Wilson was broadly criticized, by both anti-abortion and abortion-rights advocates, for attempting to turn sentiments into principles. As a moral matter, I share that criticism. His gradations strike me as ethically arbitrary, and even universal opinions do not add up to moral rules. But Wilson's theory of “natural moral sentiments” on abortion does seem to describe the way most Americans think about this issue. Which makes it politically predictive.
If Wilson's description is correct, anti-abortion advocates are unlikely to secure legal limits on abortion during the first trimester — the period in which most abortions actually take place. At some point, after late-term abortions are restricted, legislative approaches will become unproductive, and persuasion and the provision of alternatives to abortion will become the main avenues of activism.

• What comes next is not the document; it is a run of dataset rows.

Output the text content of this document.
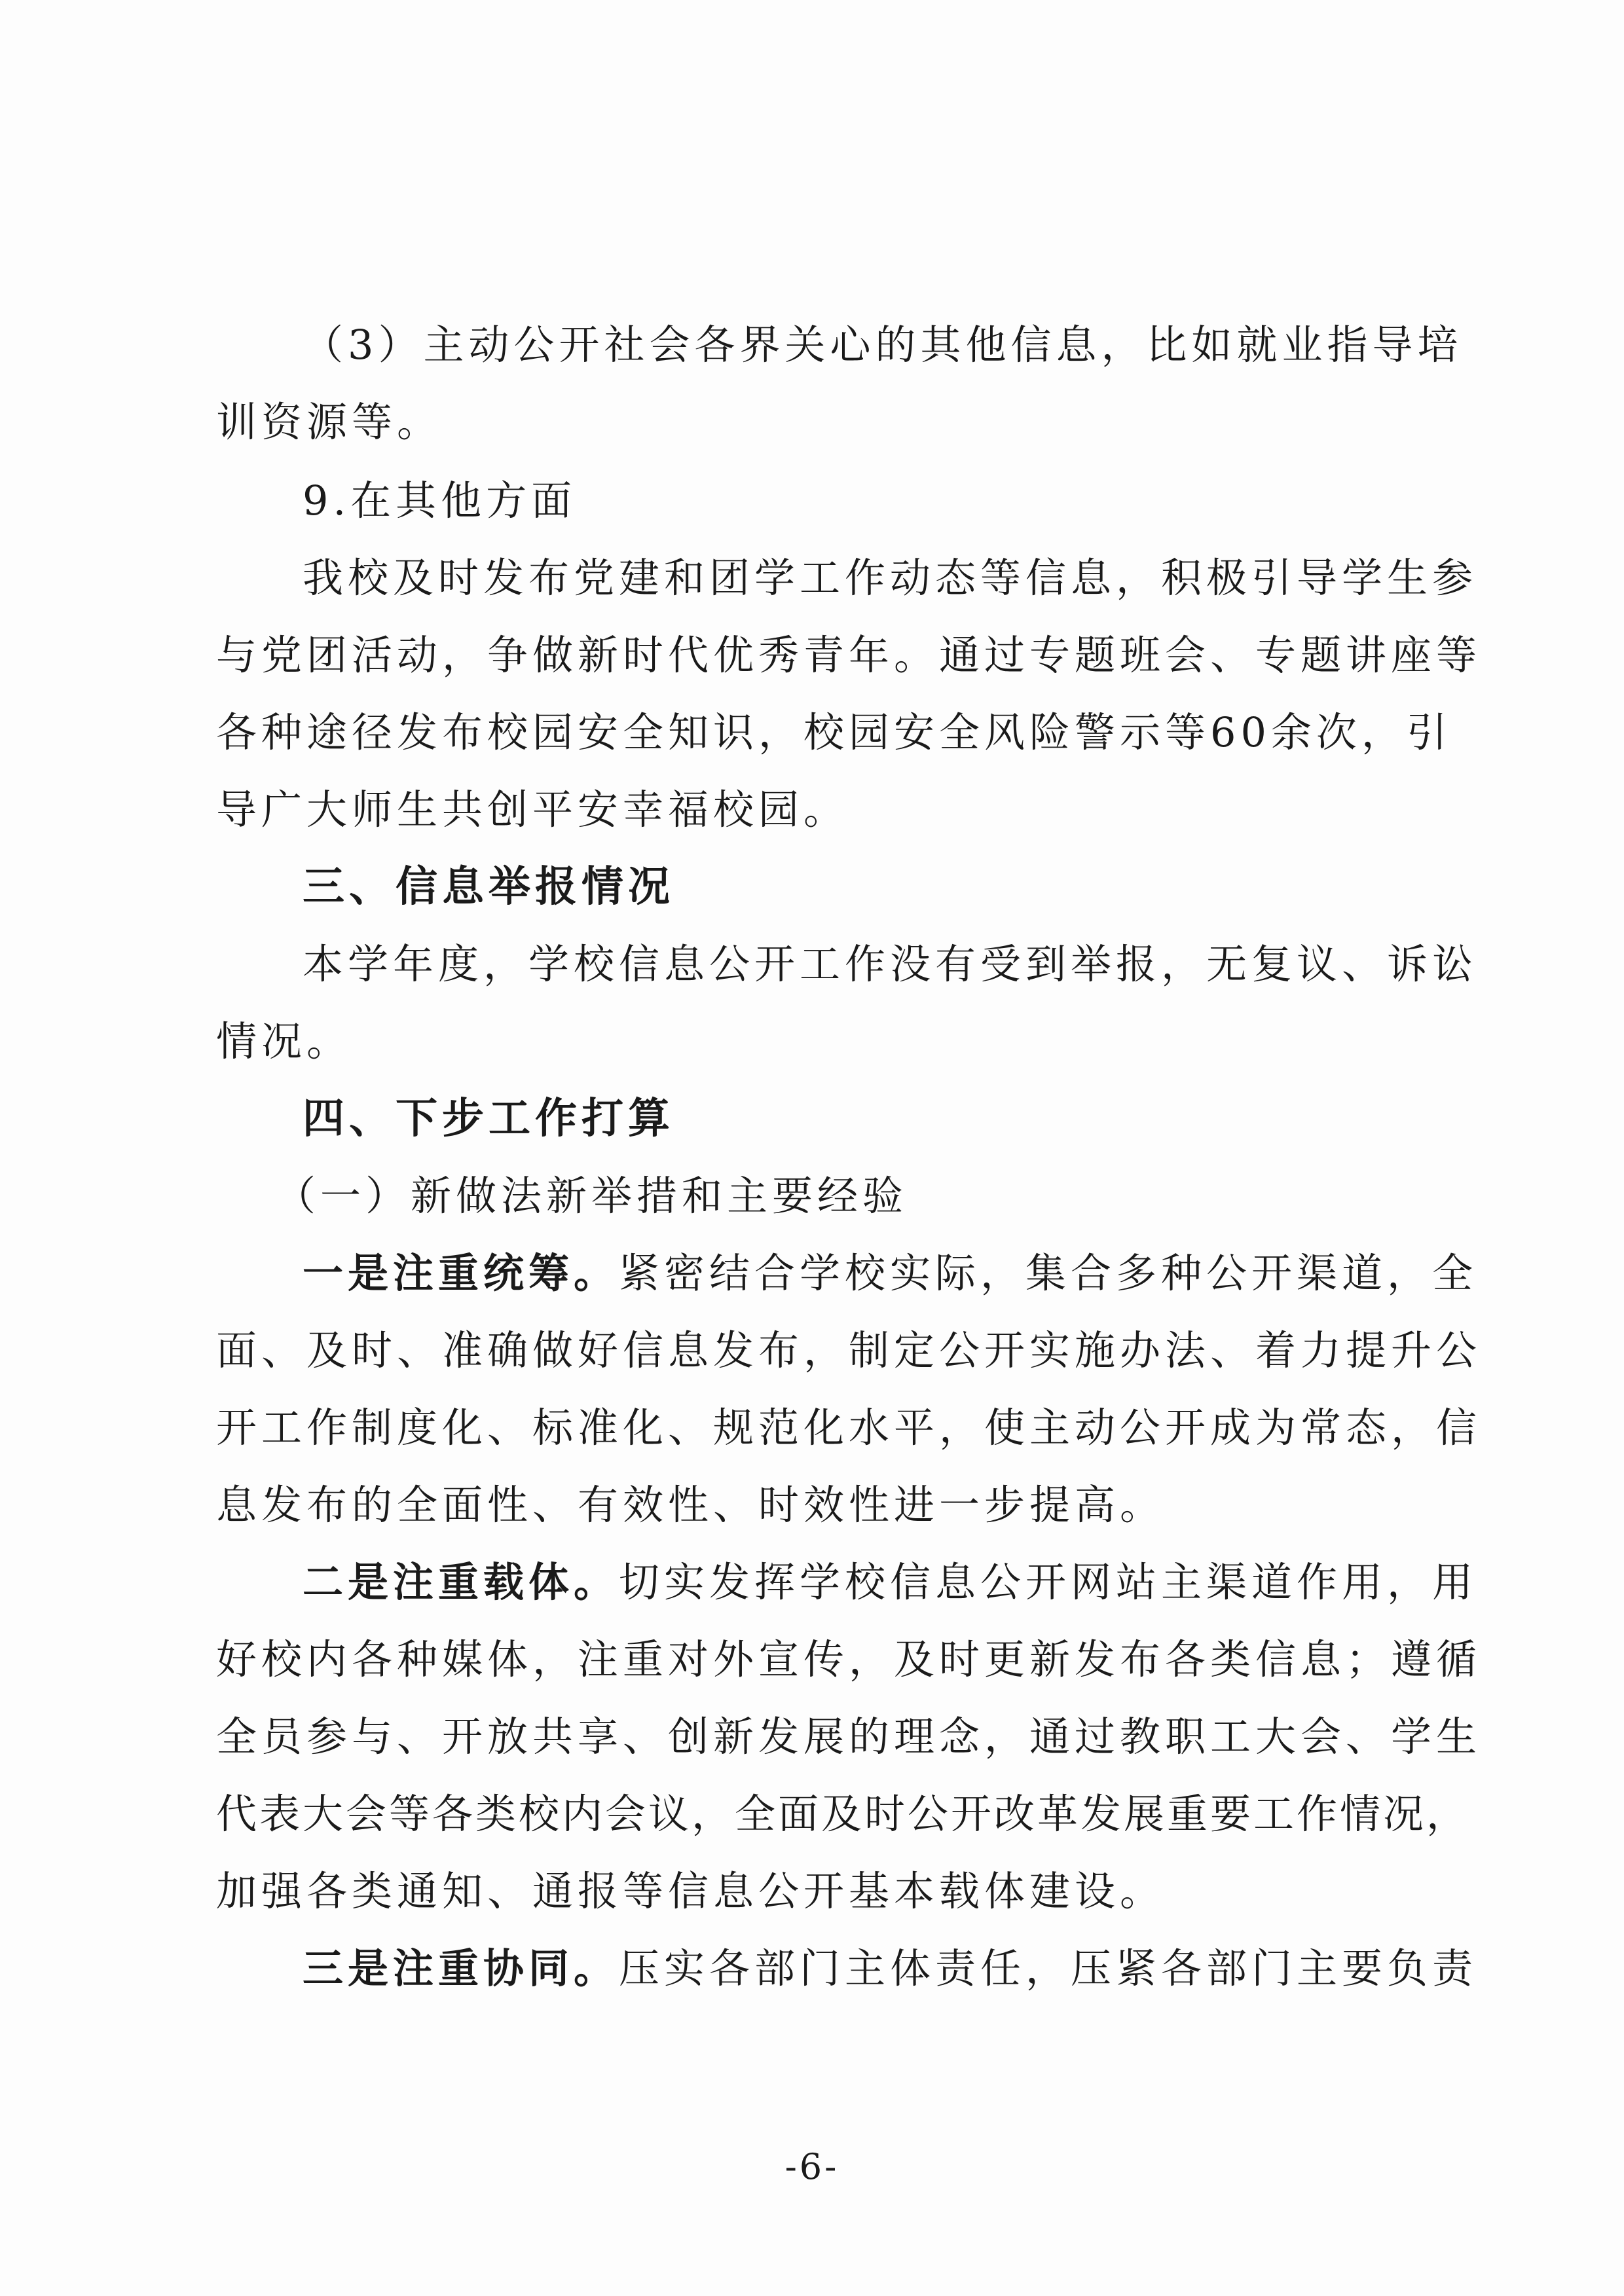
（3）主动公开社会各界关心的其他信息，比如就业指导培
训资源等。
9.在其他方面
我校及时发布党建和团学工作动态等信息，积极引导学生参
与党团活动，争做新时代优秀青年。通过专题班会、专题讲座等
各种途径发布校园安全知识，校园安全风险警示等60余次，引
导广大师生共创平安幸福校园。
三、信息举报情况
本学年度，学校信息公开工作没有受到举报，无复议、诉讼
情况。
四、下步工作打算
（一）新做法新举措和主要经验
一是注重统筹。紧密结合学校实际，集合多种公开渠道，全
面、及时、准确做好信息发布，制定公开实施办法、着力提升公
开工作制度化、标准化、规范化水平，使主动公开成为常态，信
息发布的全面性、有效性、时效性进一步提高。
二是注重载体。切实发挥学校信息公开网站主渠道作用，用
好校内各种媒体，注重对外宣传，及时更新发布各类信息；遵循
全员参与、开放共享、创新发展的理念，通过教职工大会、学生
代表大会等各类校内会议，全面及时公开改革发展重要工作情况，
加强各类通知、通报等信息公开基本载体建设。
三是注重协同。压实各部门主体责任，压紧各部门主要负责
-6-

But because the Supreme Court imposed a national settlement at odds with natural sentiments, abortion-rights advocates are currently on the defensive. Their political challenge is to prevent the working of politics. Their real opponent is democracy, as state after state considers late-term abortion restrictions.
We have some models of what happens, even in very liberal societies, when public views prevail on abortion. Across most of Western Europe, abortion is legal during the first trimester but heavily restricted later in pregnancy — after the 14th week in France, Germany and Spain. These limits are not a violation of liberal principles but a recognition that the inherent violence of late-term abortion is at odds with liberal principles.
A Wilson-like settlement on abortion in America would be unsatisfying to many. But it would have the virtue of being sustained by consensus, not imposed by fiat.